MA FILLE M'A TENDU UN BILLET FROISSÉ JUSTE AVANT QUE JE DISE « OUI »

Première partie
Cette histoire est une œuvre de fiction.
Dix minutes avant le début de la cérémonie, Julien Morel quitta discrètement l'église Saint-Augustin pour prendre quelques instants de calme.
Les invités remplissaient déjà les bancs. Les bouquets de pivoines blanches parfumaient la nef, tandis que les dernières notes de l'orgue résonnaient sous les voûtes.
Tout semblait parfait.
Pourtant, un sanglot étouffé attira son attention.
Derrière la petite chapelle latérale, il aperçut sa fille de sept ans, Émilie, recroquevillée contre un vieux mur de pierre.
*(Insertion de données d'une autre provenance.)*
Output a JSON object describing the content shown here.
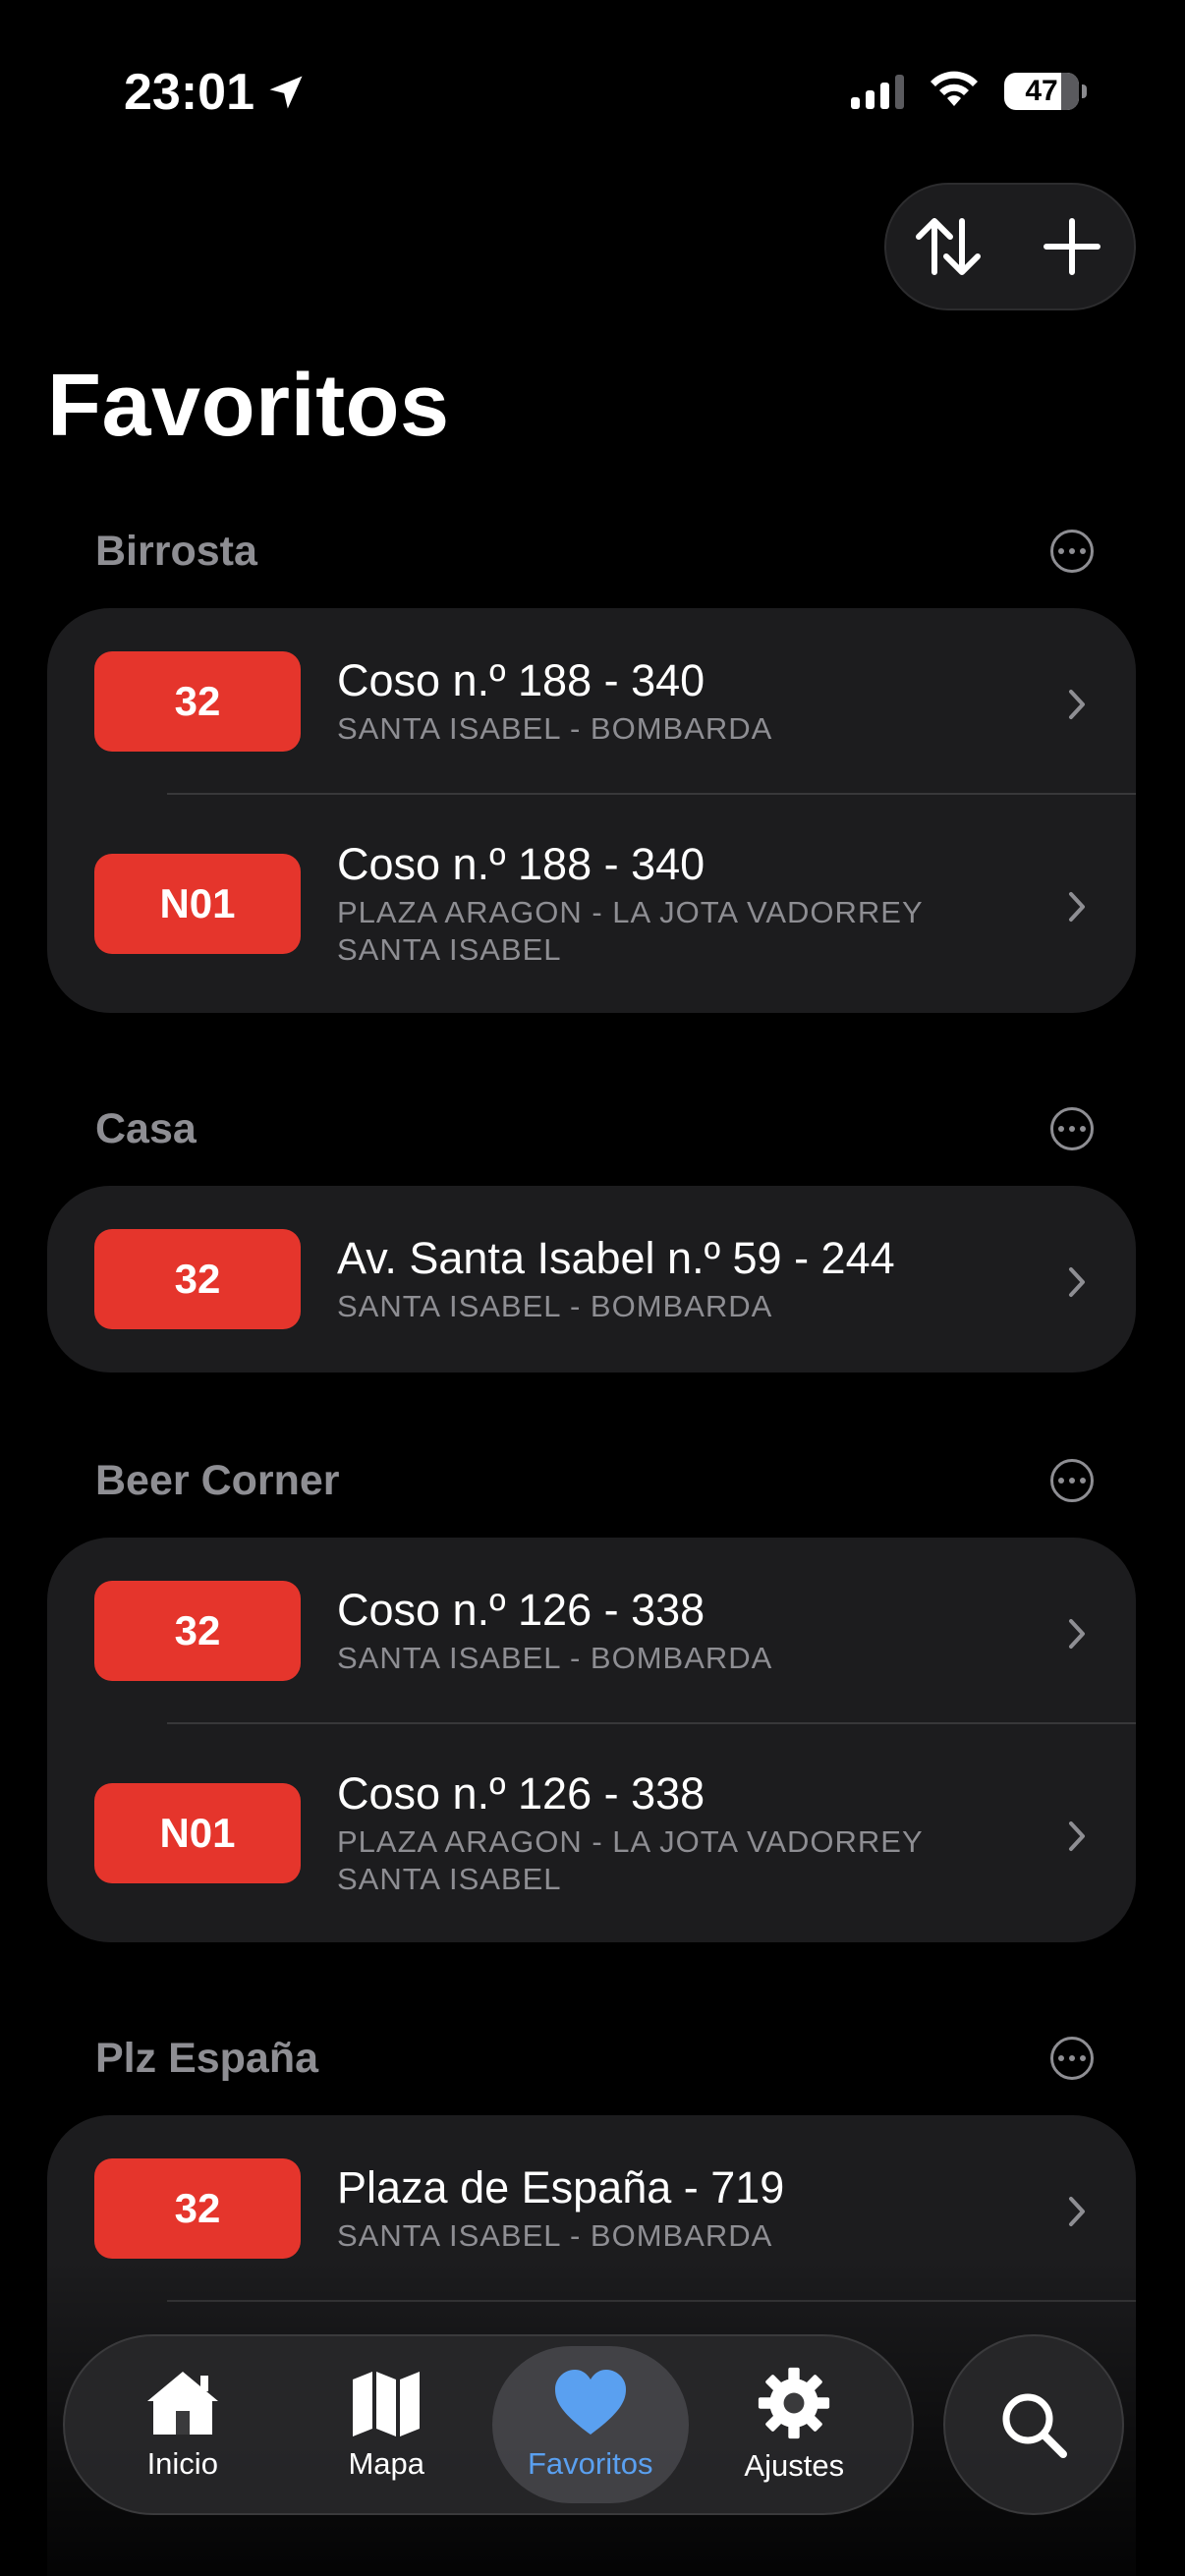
{
  "status_bar": {
    "time": "23:01",
    "battery": "47"
  },
  "page": {
    "title": "Favoritos"
  },
  "groups": [
    {
      "name": "Birrosta",
      "rows": [
        {
          "line": "32",
          "stop": "Coso n.º 188 - 340",
          "destination": [
            "SANTA ISABEL - BOMBARDA"
          ]
        },
        {
          "line": "N01",
          "stop": "Coso n.º 188 - 340",
          "destination": [
            "PLAZA ARAGON - LA JOTA  VADORREY",
            "SANTA ISABEL"
          ]
        }
      ]
    },
    {
      "name": "Casa",
      "rows": [
        {
          "line": "32",
          "stop": "Av. Santa Isabel n.º 59 - 244",
          "destination": [
            "SANTA ISABEL - BOMBARDA"
          ]
        }
      ]
    },
    {
      "name": "Beer Corner",
      "rows": [
        {
          "line": "32",
          "stop": "Coso n.º 126 - 338",
          "destination": [
            "SANTA ISABEL - BOMBARDA"
          ]
        },
        {
          "line": "N01",
          "stop": "Coso n.º 126 - 338",
          "destination": [
            "PLAZA ARAGON - LA JOTA  VADORREY",
            "SANTA ISABEL"
          ]
        }
      ]
    },
    {
      "name": "Plz España",
      "rows": [
        {
          "line": "32",
          "stop": "Plaza de España - 719",
          "destination": [
            "SANTA ISABEL - BOMBARDA"
          ]
        }
      ]
    }
  ],
  "tab_bar": {
    "items": [
      {
        "label": "Inicio",
        "icon": "house-icon",
        "active": false
      },
      {
        "label": "Mapa",
        "icon": "map-icon",
        "active": false
      },
      {
        "label": "Favoritos",
        "icon": "heart-icon",
        "active": true
      },
      {
        "label": "Ajustes",
        "icon": "gear-icon",
        "active": false
      }
    ]
  },
  "colors": {
    "background": "#000000",
    "card": "#1c1c1e",
    "badge": "#e5352c",
    "secondary_text": "#8e8e93",
    "active_tab": "#5aa0f0"
  }
}
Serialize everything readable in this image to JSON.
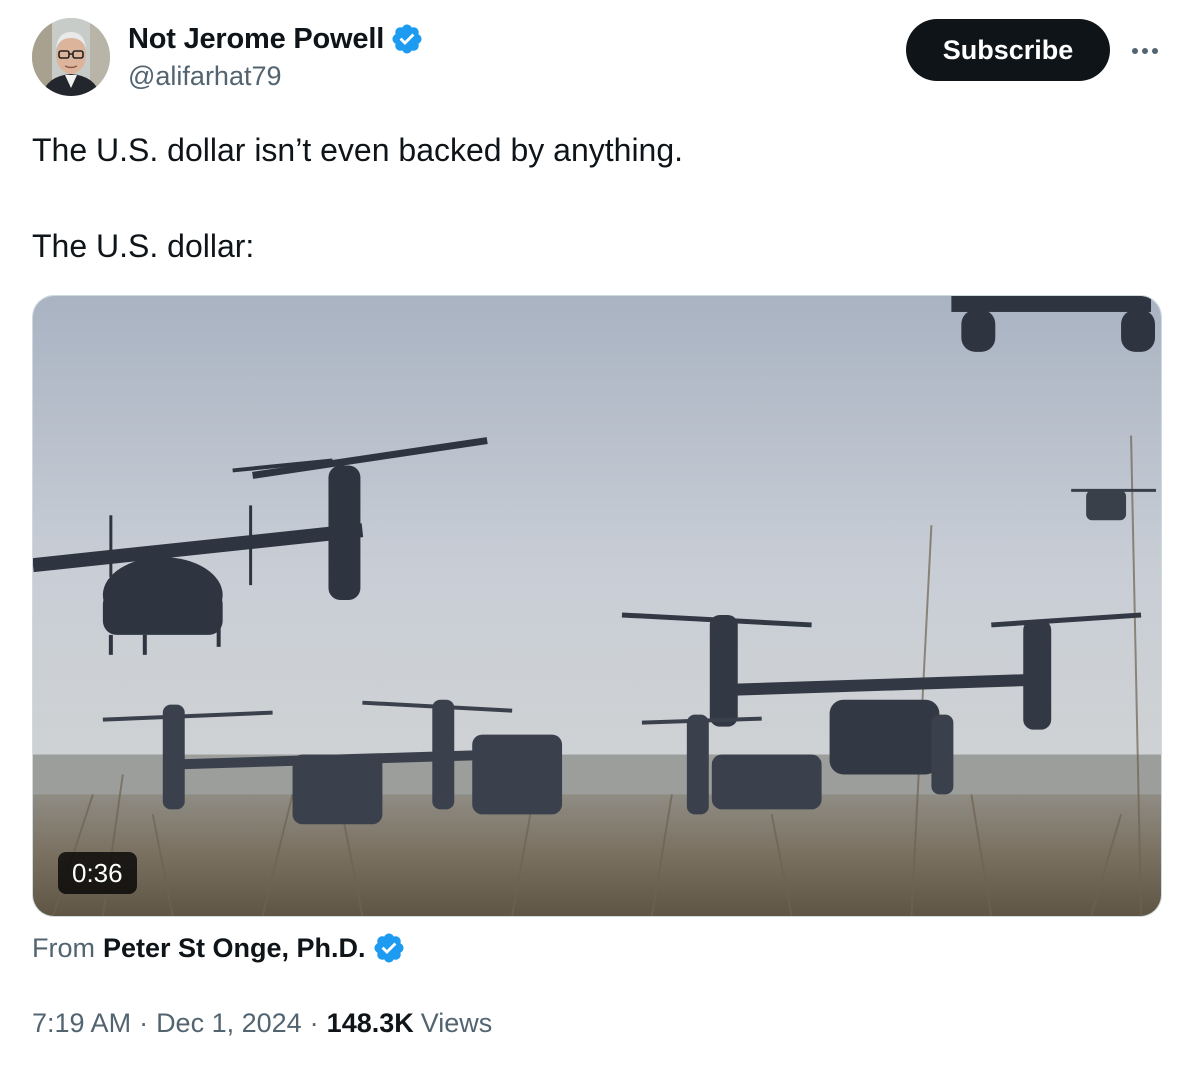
{
  "author": {
    "display_name": "Not Jerome Powell",
    "handle": "@alifarhat79",
    "verified": true
  },
  "actions": {
    "subscribe_label": "Subscribe",
    "more_icon": "more-horizontal-icon"
  },
  "tweet": {
    "lines": [
      "The U.S. dollar isn’t even backed by anything.",
      "The U.S. dollar:"
    ]
  },
  "media": {
    "type": "video",
    "duration": "0:36"
  },
  "attribution": {
    "prefix": "From",
    "name": "Peter St Onge, Ph.D.",
    "verified": true
  },
  "meta": {
    "time": "7:19 AM",
    "separator": "·",
    "date": "Dec 1, 2024",
    "views_count": "148.3K",
    "views_label": "Views"
  },
  "colors": {
    "text_primary": "#0f1419",
    "text_secondary": "#536471",
    "verified_blue": "#1d9bf0",
    "button_bg": "#0f1419"
  }
}
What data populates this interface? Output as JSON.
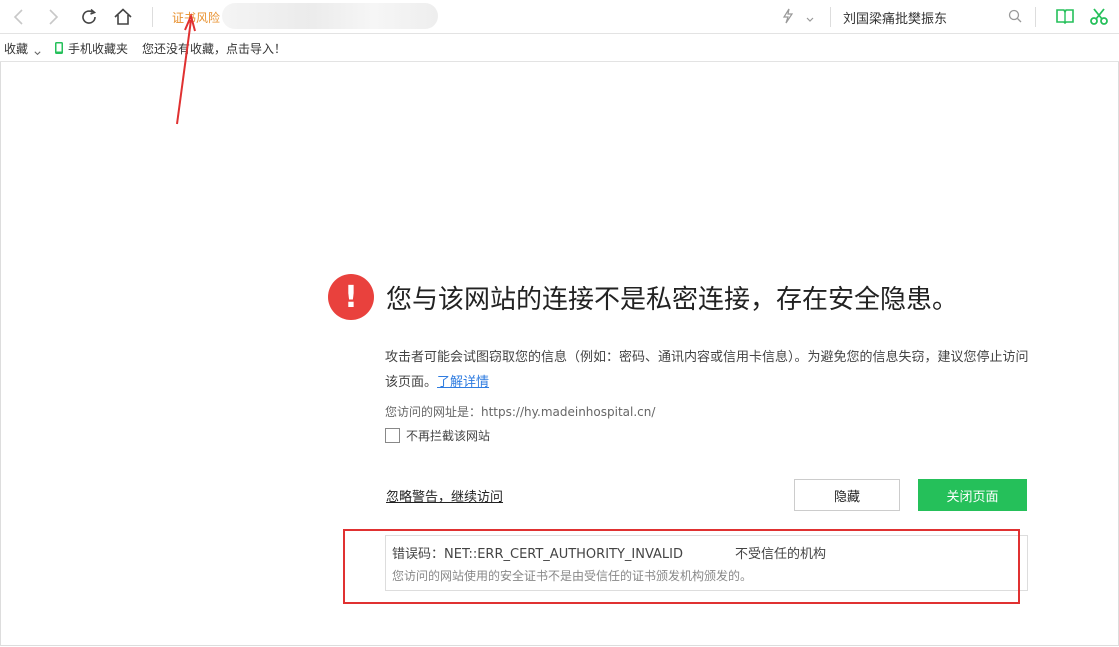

Sa robe blanche était froissée.
Les fleurs qui ornaient ses cheveux étaient presque toutes tombées.
Ses petites mains tremblaient.
Julien s'agenouilla aussitôt devant elle.
— « Émilie… qu'est-ce qui s'est passé ? »
La fillette leva des yeux remplis de larmes.
Sans répondre, elle sortit un morceau de papier froissé de la poche de sa robe.
— « C'est Rebecca qui me l'a donné… »
Julien sentit son estomac se nouer.
Rebecca.
La femme qu'il s'apprêtait à épouser.
Depuis deux ans, elle semblait avoir tout fait pour gagner la confiance d'Émilie. Elle l'aidait à faire ses devoirs, l'accompagnait au parc et répétait souvent :
— « Je ne remplacerai jamais ta maman. Je veux seulement faire partie de ta vie. »
Julien déplia lentement le billet.
Les mots étaient écrits d'une écriture qu'il reconnut immédiatement.
Après le mariage, tu partiras vivre dans un endroit plus adapté aux enfants comme toi. Ne fais pas de scène devant ton père. Il est déjà d'accord.
Pendant quelques secondes, le monde sembla s'arrêter.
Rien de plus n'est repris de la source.